大分のまちづくりとホルトホール

日付 20200730
卓話者 ホルトホール大分総合プロデュース 是永 幹夫 様

大分市の拠点複合文化交流施設「ホルトホール」は、2013年7月開館。丸7年経過し、この間、北海道から沖縄までの全国津々浦々の自治体・議会・経済界等、視察が絶えません。とくに都市の中心駅周辺のにぎわい創出の要の公共施設はどうあるべきなのかの視点で来訪される皆様がとても多く、そのことを通して逆に全国各地の中心駅周辺の再開発状況を把握する機会にもなっています。

ホルトホールの多機能連携型複合文化交流施設という特徴は、実は2011年の「3.11」後に公共施設の一つのあり方として強まりました。
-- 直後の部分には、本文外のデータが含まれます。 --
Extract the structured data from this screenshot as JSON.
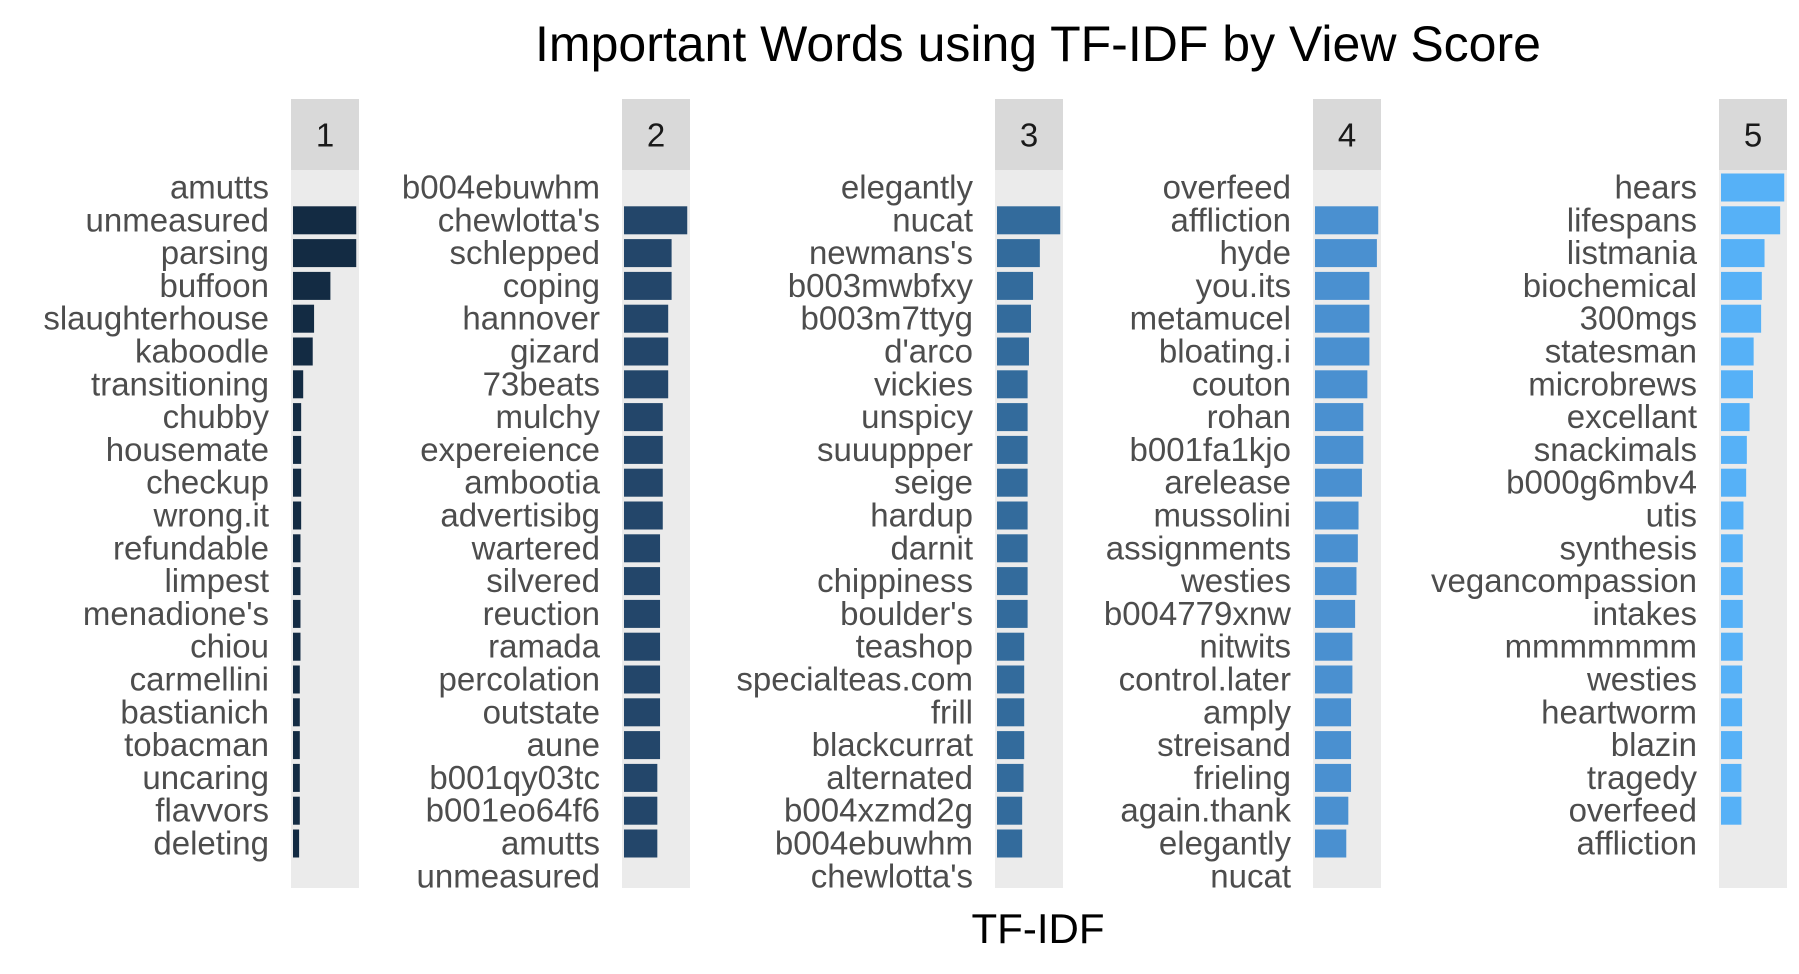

少子高齢化、人口減少時代のなかで交流人口や回遊性を強化していく流れと施設のあり方が合致し、先行モデルとして視察が多いと言えます。開館以来毎年200万人の年間利用者という数は大分市の人口の4.3倍という驚くべき利用者ですが、この趨勢も「コロナ禍」のなかで再考を迫られています。
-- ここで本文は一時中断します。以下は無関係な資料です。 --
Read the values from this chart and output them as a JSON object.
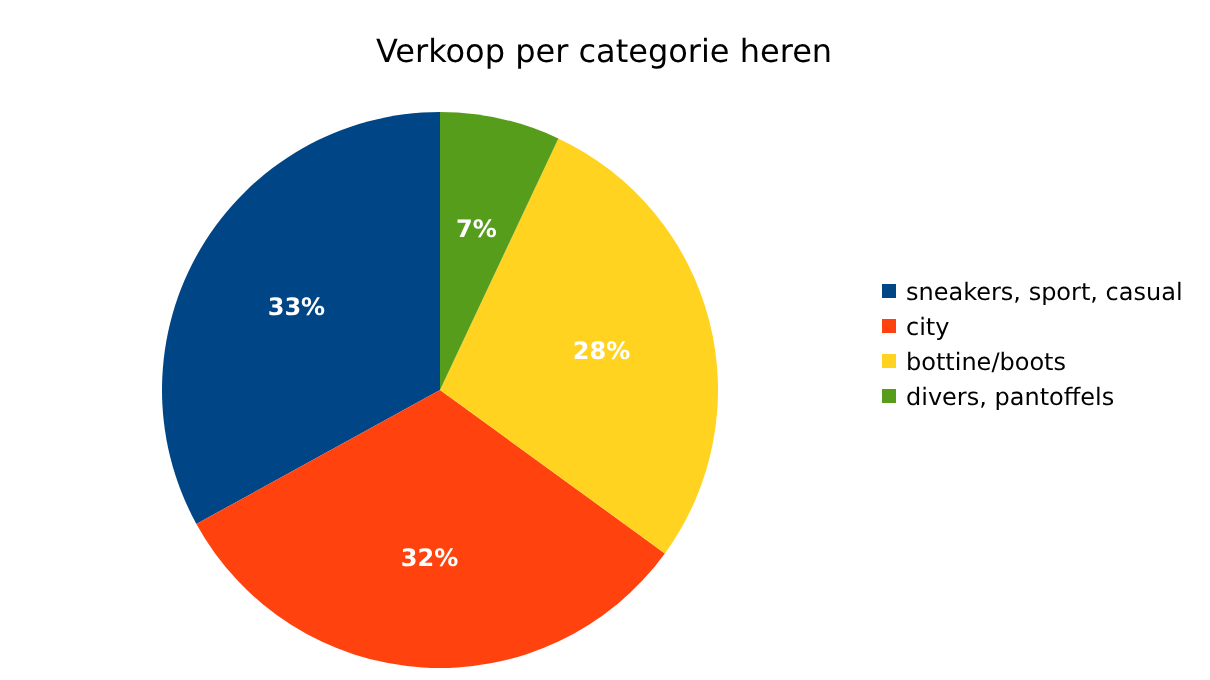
{
  "chart_data": {
    "type": "pie",
    "title": "Verkoop per categorie heren",
    "categories": [
      "sneakers, sport, casual",
      "city",
      "bottine/boots",
      "divers, pantoffels"
    ],
    "values": [
      33,
      32,
      28,
      7
    ],
    "colors": [
      "#004586",
      "#ff420e",
      "#ffd320",
      "#579d1c"
    ],
    "value_labels": [
      "33%",
      "32%",
      "28%",
      "7%"
    ],
    "legend": "right"
  }
}
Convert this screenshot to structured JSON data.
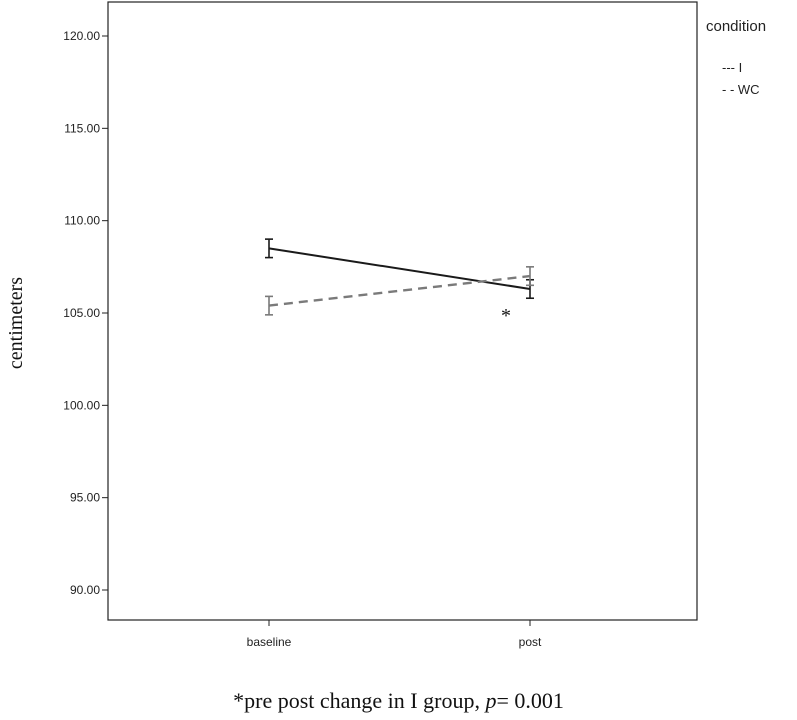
{
  "chart_data": {
    "type": "line",
    "categories": [
      "baseline",
      "post"
    ],
    "ylabel": "centimeters",
    "xlabel": "",
    "ylim": [
      89,
      121
    ],
    "yticks": [
      "90.00",
      "95.00",
      "100.00",
      "105.00",
      "110.00",
      "115.00",
      "120.00"
    ],
    "grid": false,
    "legend": {
      "title": "condition",
      "placement": "top-right, outside plot",
      "entries": [
        "--- I",
        "- - WC"
      ]
    },
    "series": [
      {
        "name": "I",
        "style": "solid",
        "color": "#1a1a1a",
        "values": [
          108.5,
          106.3
        ],
        "error_low": [
          108.0,
          105.8
        ],
        "error_high": [
          109.0,
          106.8
        ]
      },
      {
        "name": "WC",
        "style": "dashed",
        "color": "#7a7a7a",
        "values": [
          105.4,
          107.0
        ],
        "error_low": [
          104.9,
          106.5
        ],
        "error_high": [
          105.9,
          107.5
        ]
      }
    ],
    "annotation": "*",
    "footnote": {
      "prefix": "*pre post change in I group, ",
      "p_symbol": "p",
      "suffix": "= 0.001"
    }
  }
}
ふるさと大分市に新設される拠点施設は「市民の宝箱」にしたいと帰郷前から考えていました。結果的には中心駅のそば、多機能連携型三世代利用施設、芝生広場のいこいの道との屋内外一体ゾーン形成の魅力等ともあいまってあっという間に「市民の家」となりました。

ホルトホールは先行モデル施設ではありますが、都市全体のまちづくりの観点からすれば、たとえば兵庫県豊岡市の「小さな世界都市」への挑戦の成功はじめ、さらに一歩も三歩も先に進んでいる都市も次々に生まれています。大分市のこれからのまちづくり、とくに長年の課題である駅北ゾーンのまちづくりのあり方が問われています。駅北の市公有地再開発はじめ、県都の中心市街地の再生は100年の計として市民挙げて取り組まなければならない課題です。
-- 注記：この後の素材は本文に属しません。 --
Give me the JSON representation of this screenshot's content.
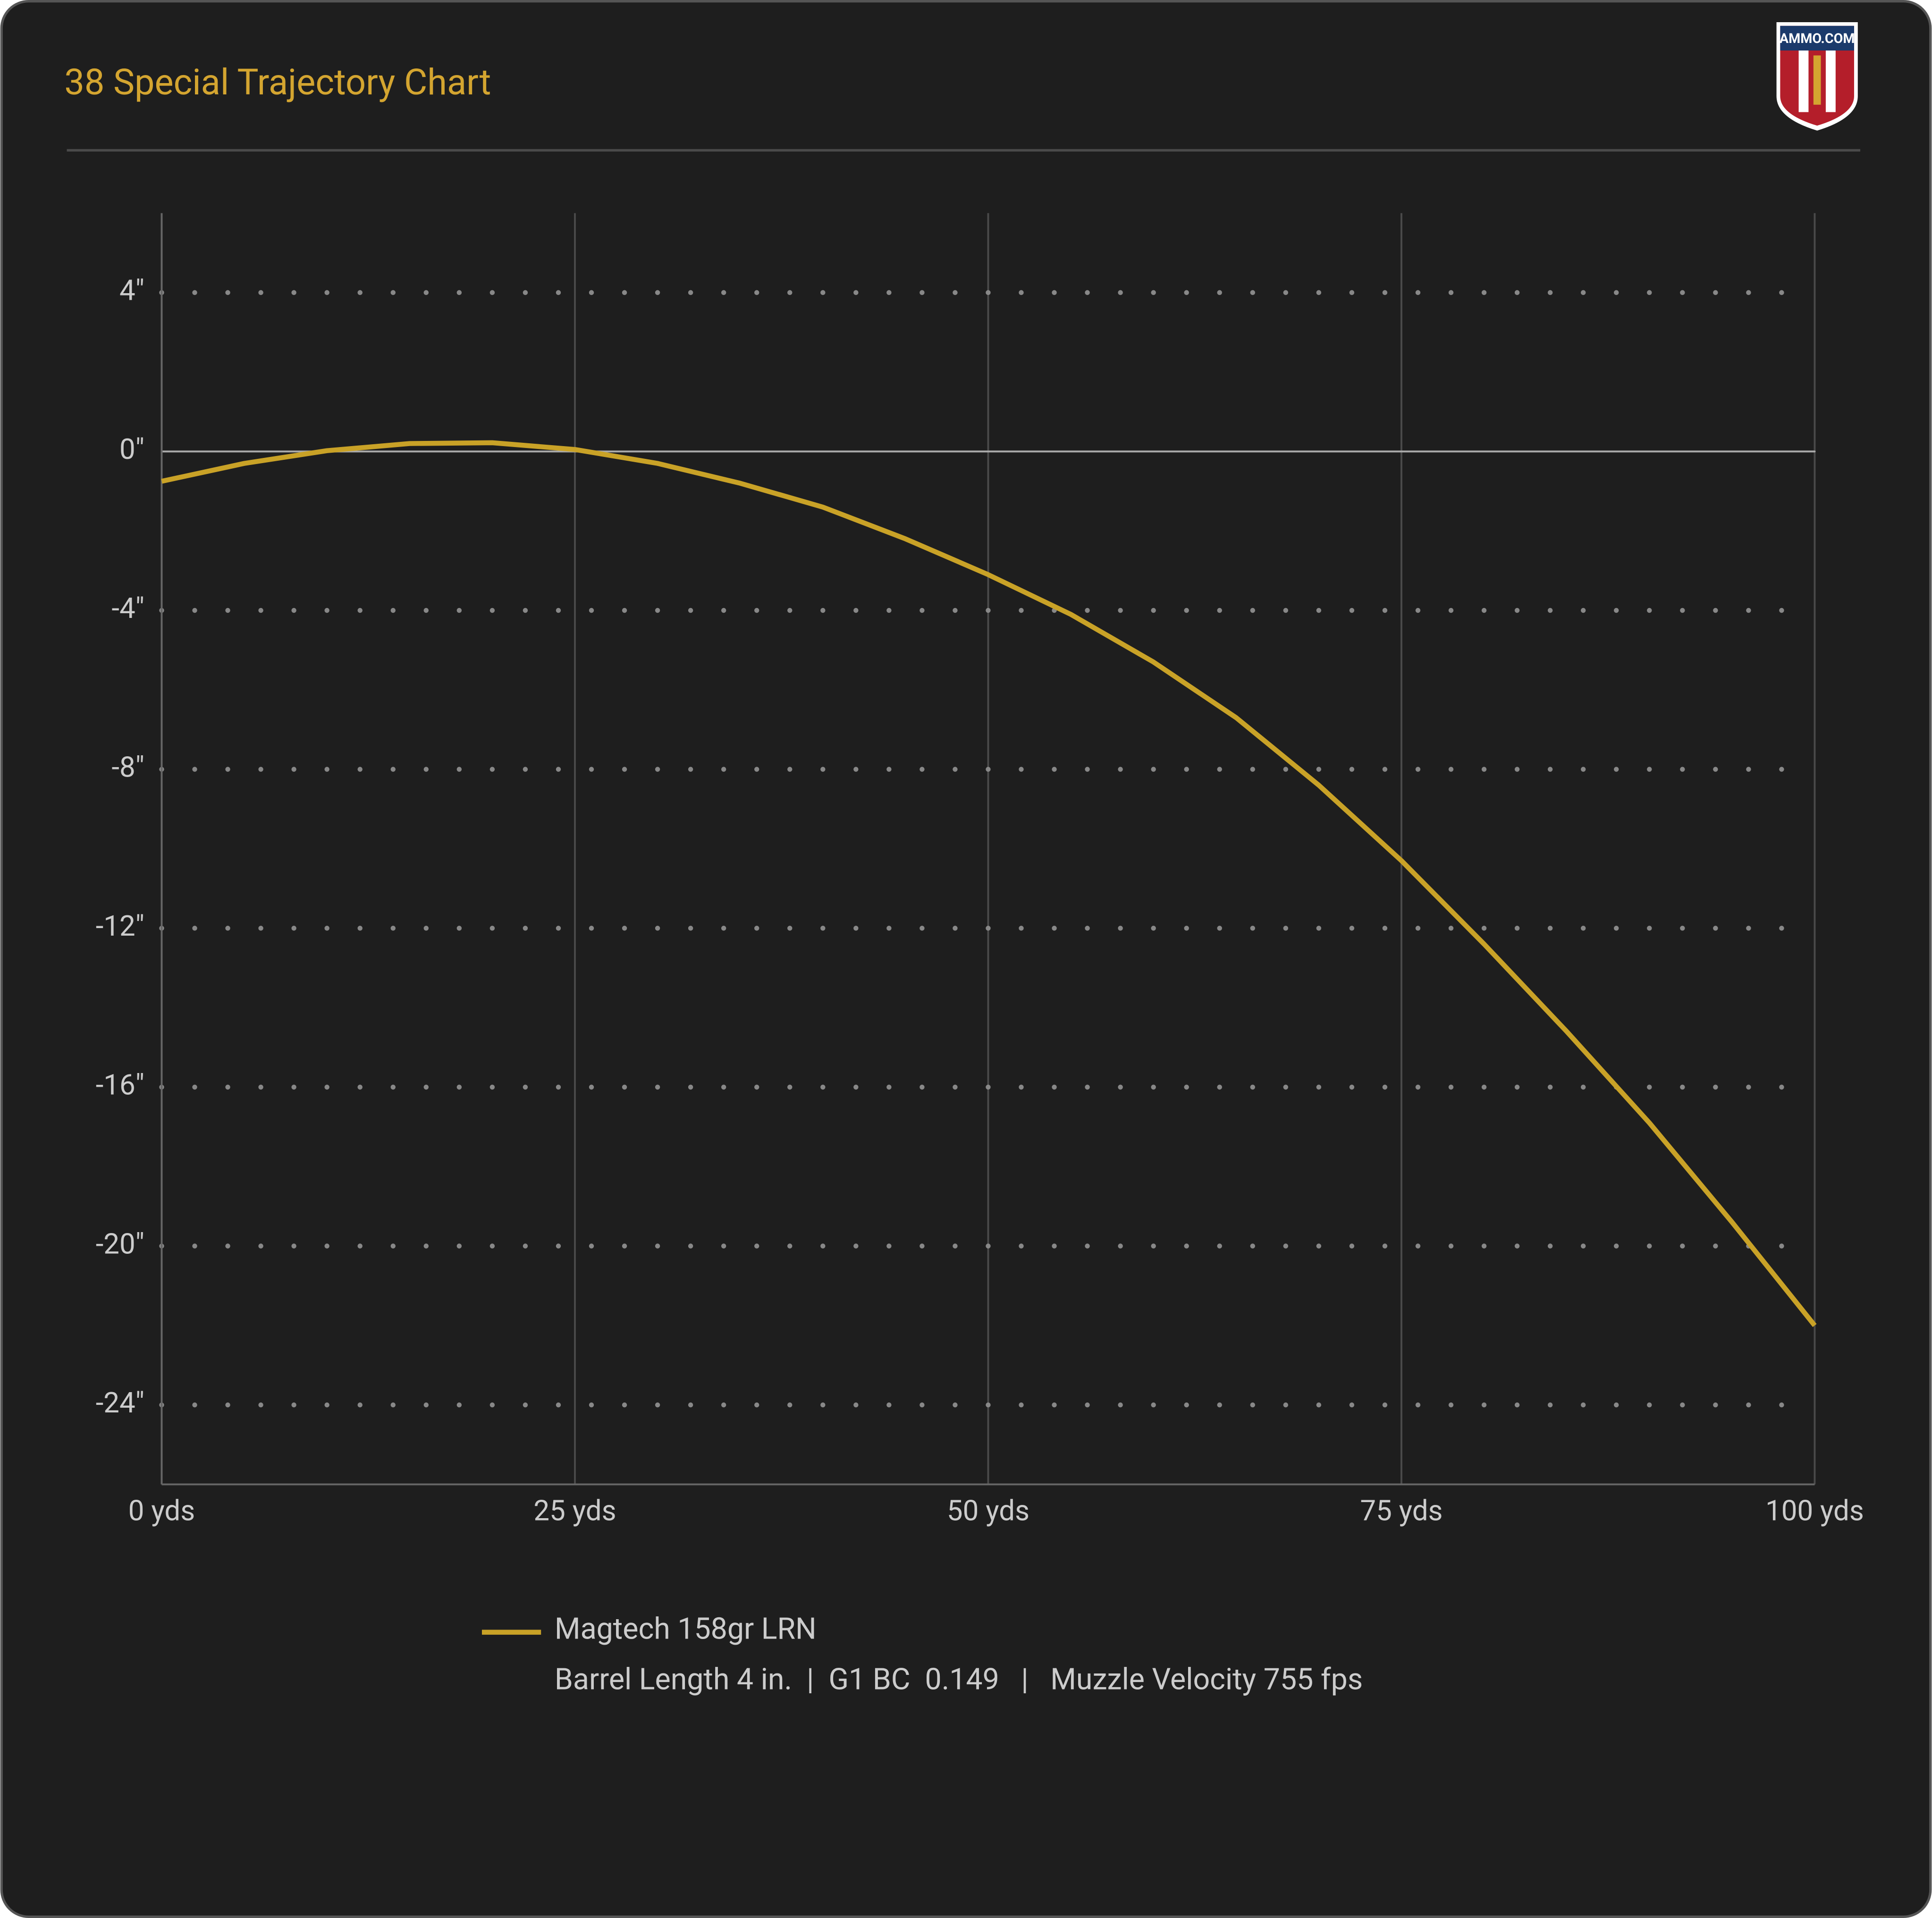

アフターコロナの時代は地域の時代、地方分散型社会への道が求められています。「NewNormalisNewLocal」という表現も使われ始めています。地方分散型社会の受け皿を多様に持っていることが、これからの都市の再生の必須条件になってきています。その流れを促進していく一助としてホルトホールはこれからもまちづくりに協働していきたいと思います。